AET-Transexualia ( Transexualidad, Intersexualidad, Disforía de Género, Sindrome Harry Benjamin )

TRANSEXUALIDAD Y LESBIANISMO

La falta de información en general sobre la transexualidad conlleva que la realidad de las mujeres transexuales lesbianas sea prácticamente desconocida. De hecho, normalmente se confunde la identidad de género (esto es, la auto-identificación de una persona como perteneciente a un determinado sexo) con la orientación sexual (que define el objeto de deseo en las relaciones sexuales), hecho que conduce a mayores equívocos.

 

La transexualidad se define como una contradicción persistente entre el sexo anatómico (sexo biológico, cromosómico y gonadal) y la identidad de género (sexo psicosocial).
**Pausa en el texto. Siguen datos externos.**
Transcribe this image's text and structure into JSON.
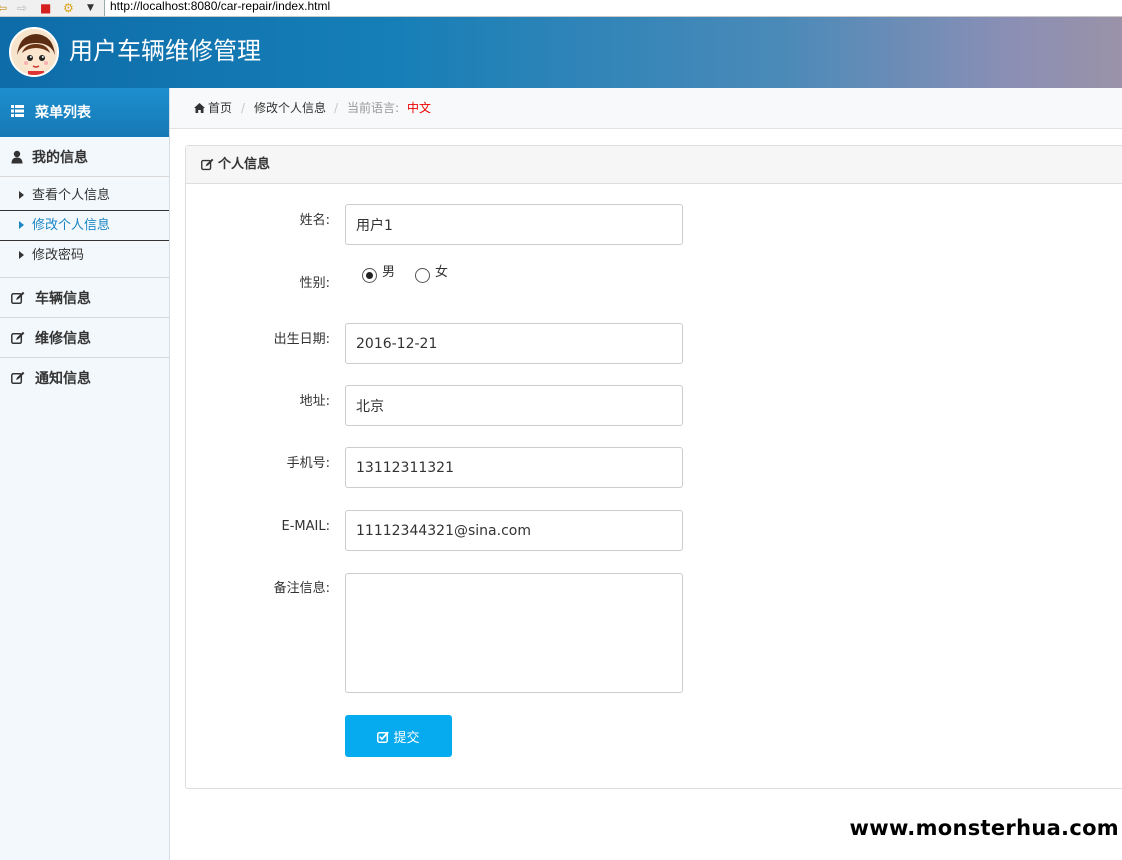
{
  "browser": {
    "url": "http://localhost:8080/car-repair/index.html"
  },
  "header": {
    "title": "用户车辆维修管理"
  },
  "sidebar": {
    "menu_title": "菜单列表",
    "groups": [
      {
        "label": "我的信息",
        "icon": "user-icon",
        "items": [
          {
            "label": "查看个人信息",
            "active": false
          },
          {
            "label": "修改个人信息",
            "active": true
          },
          {
            "label": "修改密码",
            "active": false
          }
        ]
      },
      {
        "label": "车辆信息",
        "icon": "edit-icon"
      },
      {
        "label": "维修信息",
        "icon": "edit-icon"
      },
      {
        "label": "通知信息",
        "icon": "edit-icon"
      }
    ]
  },
  "breadcrumb": {
    "home": "首页",
    "separator": "/",
    "current": "修改个人信息",
    "lang_label": "当前语言:",
    "lang_value": "中文"
  },
  "panel": {
    "title": "个人信息"
  },
  "form": {
    "name_label": "姓名:",
    "name_value": "用户1",
    "gender_label": "性别:",
    "gender_options": [
      "男",
      "女"
    ],
    "gender_selected": "男",
    "birth_label": "出生日期:",
    "birth_value": "2016-12-21",
    "address_label": "地址:",
    "address_value": "北京",
    "phone_label": "手机号:",
    "phone_value": "13112311321",
    "email_label": "E-MAIL:",
    "email_value": "11112344321@sina.com",
    "remark_label": "备注信息:",
    "remark_value": "",
    "submit_label": "提交"
  },
  "watermark": "www.monsterhua.com",
  "colors": {
    "accent": "#1b86c4",
    "submit": "#06aaee",
    "lang_value": "#ee0000"
  }
}
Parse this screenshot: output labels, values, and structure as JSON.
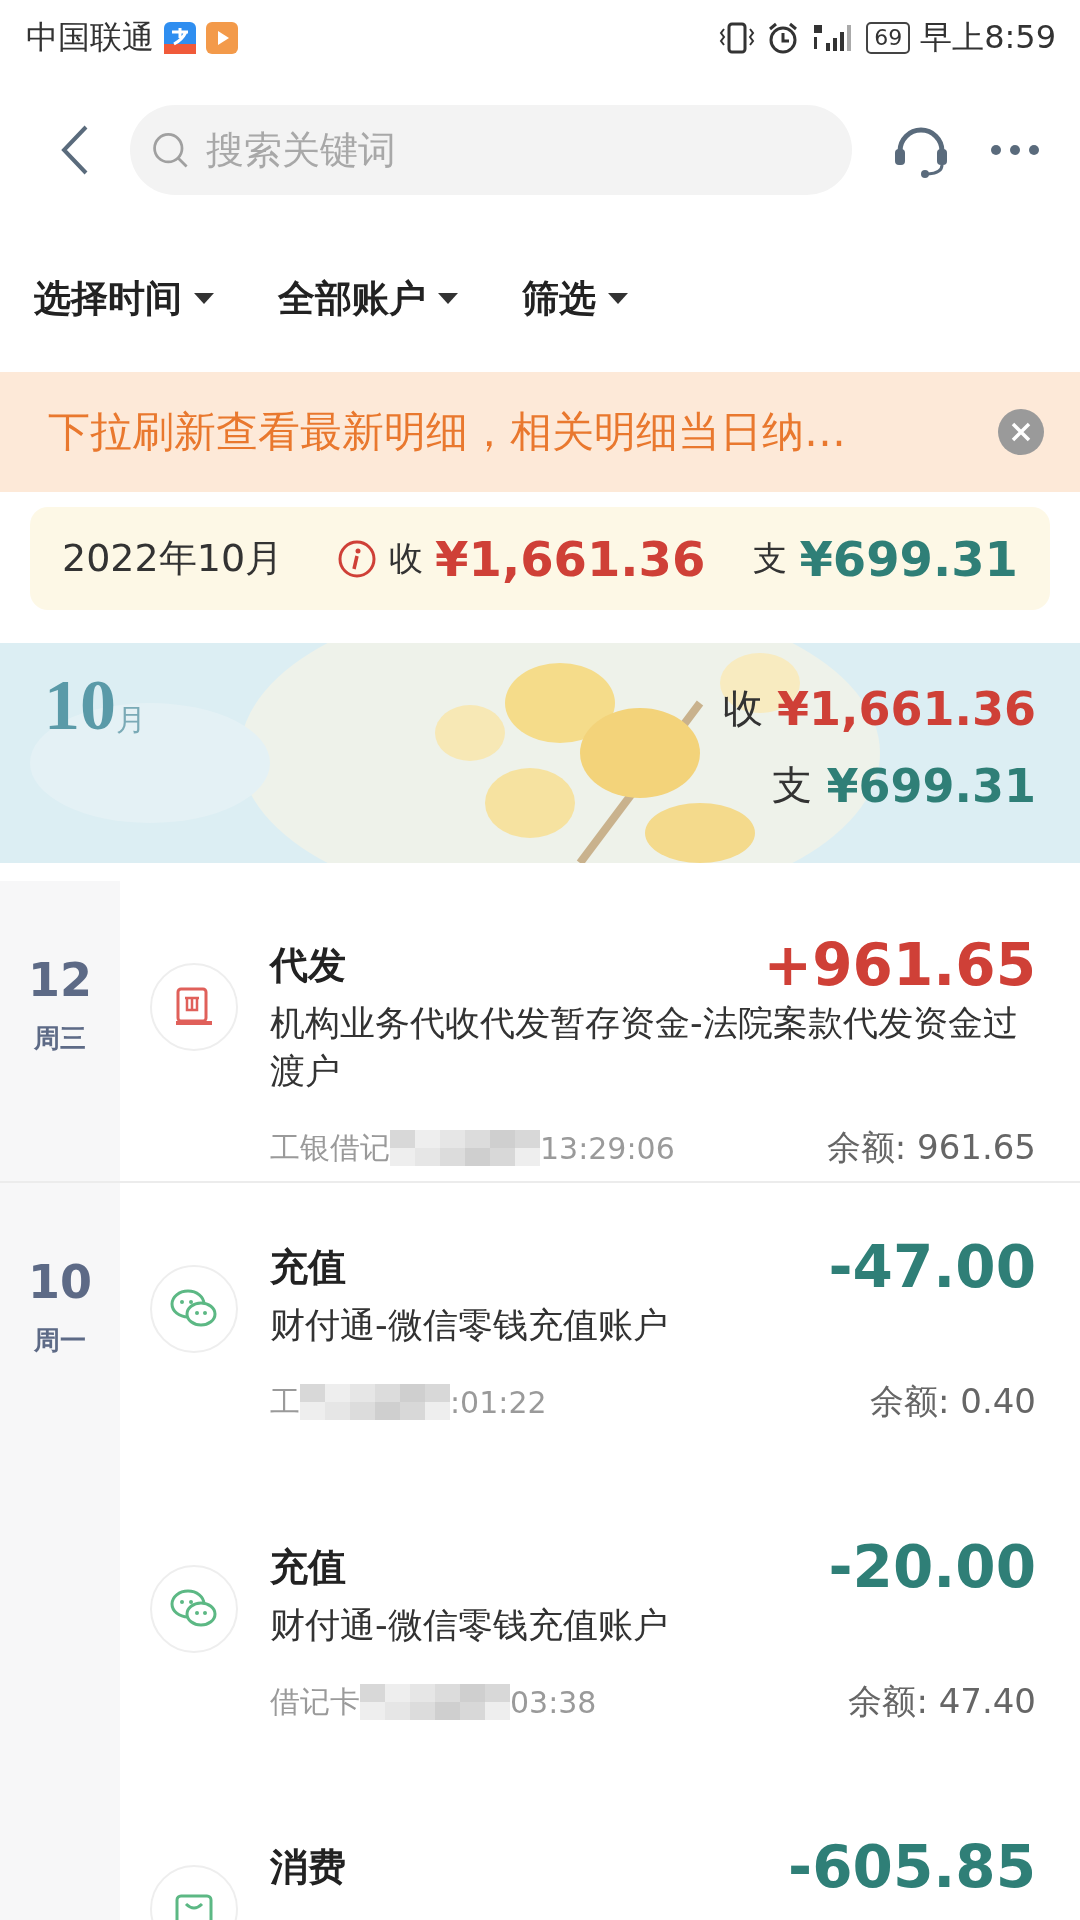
{
  "status_bar": {
    "carrier": "中国联通",
    "battery": "69",
    "time": "早上8:59"
  },
  "nav": {
    "search": {
      "placeholder": "搜索关键词"
    }
  },
  "filters": [
    {
      "label": "选择时间"
    },
    {
      "label": "全部账户"
    },
    {
      "label": "筛选"
    }
  ],
  "notice": {
    "text": "下拉刷新查看最新明细，相关明细当日纳…"
  },
  "summary": {
    "month": "2022年10月",
    "income_label": "收",
    "income": "¥1,661.36",
    "expense_label": "支",
    "expense": "¥699.31"
  },
  "month_banner": {
    "month": "10",
    "unit": "月",
    "income_label": "收",
    "income": "¥1,661.36",
    "expense_label": "支",
    "expense": "¥699.31"
  },
  "days": [
    {
      "day": "12",
      "weekday": "周三",
      "transactions": [
        {
          "kind": "agent",
          "title": "代发",
          "amount": "+961.65",
          "income": true,
          "description": "机构业务代收代发暂存资金-法院案款代发资金过渡户",
          "card": "工银借记",
          "time": "13:29:06",
          "balance": "余额: 961.65"
        }
      ]
    },
    {
      "day": "10",
      "weekday": "周一",
      "transactions": [
        {
          "kind": "wechat",
          "title": "充值",
          "amount": "-47.00",
          "income": false,
          "description": "财付通-微信零钱充值账户",
          "card": "工",
          "time": ":01:22",
          "balance": "余额: 0.40"
        },
        {
          "kind": "wechat",
          "title": "充值",
          "amount": "-20.00",
          "income": false,
          "description": "财付通-微信零钱充值账户",
          "card": "借记卡",
          "time": "03:38",
          "balance": "余额: 47.40"
        },
        {
          "kind": "shopping",
          "title": "消费",
          "amount": "-605.85",
          "income": false
        }
      ]
    }
  ]
}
En muchos casos, los profesionales de la psicología han considerado que la transexualidad no era más que una forma “extrema” de homosexualidad. Es decir, veían en una mujer transexual a “un hombre” que, incapaz de reconocer socialmente su homosexualidad, efectuaba “un cambio de sexo”. Si observamos con detenimiento el tratamiento que los medios de comunicación prestan a la transexualidad, nos daremos cuenta de que estos prejuicios siguen operando en nuestra sociedad.

 

Ahora bien, de la misma forma que una mujer nunca negará su condición ni suidentidad de género por el hecho de compartir su vida sexual y afectiva con otras mujeres, en el caso de las mujeres transexuales sucede exactamente lo mismo. El proceso de auto-descubrimiento de una mujer transexual no es nada sencillo: enprimer lugar, siempre comienza por una redefinición en sentido positivo y de autoafirmación de aquellas circunstancias que hasta una fecha cercana habían sido descritas como un “grave problema”. Mediante la imposición de unos marcados roles de género y la penalización de cualquier conducta definida socialmente como “una desviación sexual”, la represión social de la propia identidad de género puede conducir a un proceso de auto-negación durante muchos años.

 

Durante la infancia, no se sabe bien lo qué sucede, ni se encuentran respuestas a las preguntas, pero qué duda cabe que la imaginación es libre y los deseos son infinitos…Es en la adolescencia o en la juventud cuándo una mujer transexual puede comenzará reconocerse, a auto-definirse. Hace unas décadas, las referencias positivas sobre la transexualidad eran muy escasas y siempre guardaban relación con alguna artista que había triunfado en el mundo del espectáculo. La información era muy escasa: los manuales de psicología incluían la transexualidad en un amplio catálogo de “desviaciones sexuales” y los psicólogos carecían de una formación específica en la materia para abordar nuestra problemática. Hoy en día, este proceso de reafirmación inicial en la propia identidad sexual se ha tornado menos conflictivo que entonces: el movimiento asociativo transexual (integrado o no en colectivos LGTB) ha servido en muchos casos de red de apoyo, información y asesoramiento en las fases iniciales del proceso de reasignación de sexo y, por otro lado, ya existe una pequeña red de profesionales en las diversas disciplinas de la medicina y la psicología con conocimientos específicos sobre transexualidad y con capacidad para atender a las personas transexuales en las distintas fases del proceso de reasignación de sexo.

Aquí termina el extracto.